IW-Studie

Forscher finden keinen Ärztemangel

Ärztemangel - die Drohung vor krassen Versorgungslücken im Land geistert durch die deutsche Medizin. Ökonomen haben jetzt auf ihre Weise nachgerechnet - und den drohenden Mangel vergebens gesucht.

Von Florian StaeckFlorian Staeck Veröffentlicht:
Zahlenmäßig bedeutsame Fluchtbewegungen von Ärzten in andere Ländern gibt es nicht, konstatieren Forscher des Instituts der deutschen Wirtschaft.

Zahlenmäßig bedeutsame Fluchtbewegungen von Ärzten in andere Ländern gibt es nicht, konstatieren Forscher des Instituts der deutschen Wirtschaft.

© imago/imagebroker

KÖLN. Das arbeitgebernahe Institut der deutschen Wirtschaft (IW) widerspricht der Annahme, es gebe jetzt oder in den nächsten 15 Jahren einen Ärztemangel in Deutschland. Das schließe nicht aus, dass es regional oder in bestimmten Fachgruppen Engpässe geben könne.

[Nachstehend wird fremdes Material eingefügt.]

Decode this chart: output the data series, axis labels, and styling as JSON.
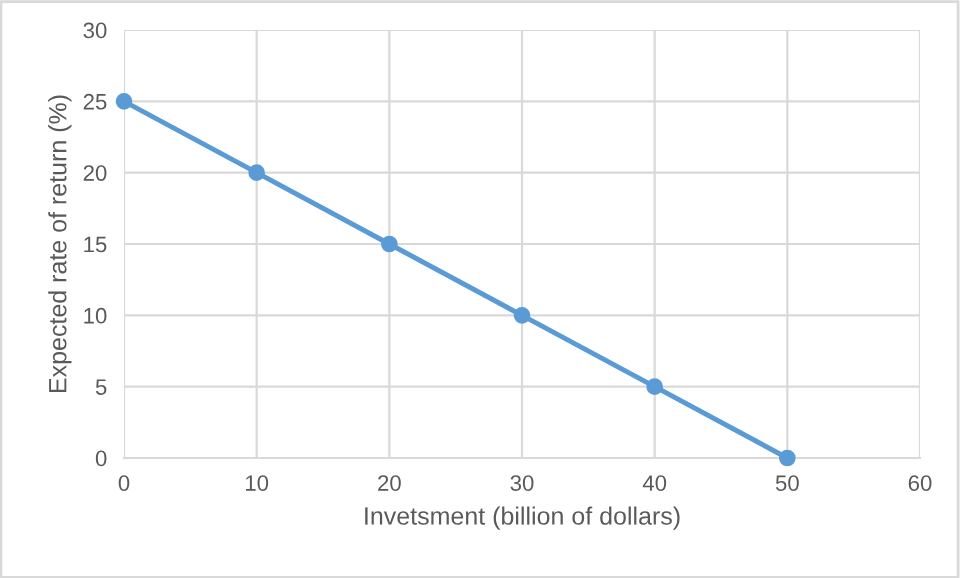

Die Wissenschaftler haben für ihre Studie die Altersstruktur der aktiven Humanmediziner mit den nachrückenden Kohorten von Absolventen verglichen. Demnach werden bis 2015 rund 7700 Humanmediziner aus dem Erwerbleben ausscheiden.

Dokument zum Download

IW-Studie Der Arbeitsmarkt für Humanmediziner und Ärzte in Deutschland – Zuwanderung verhindert Engpässe (PDF, 17 Seiten, ca. 400 KByte)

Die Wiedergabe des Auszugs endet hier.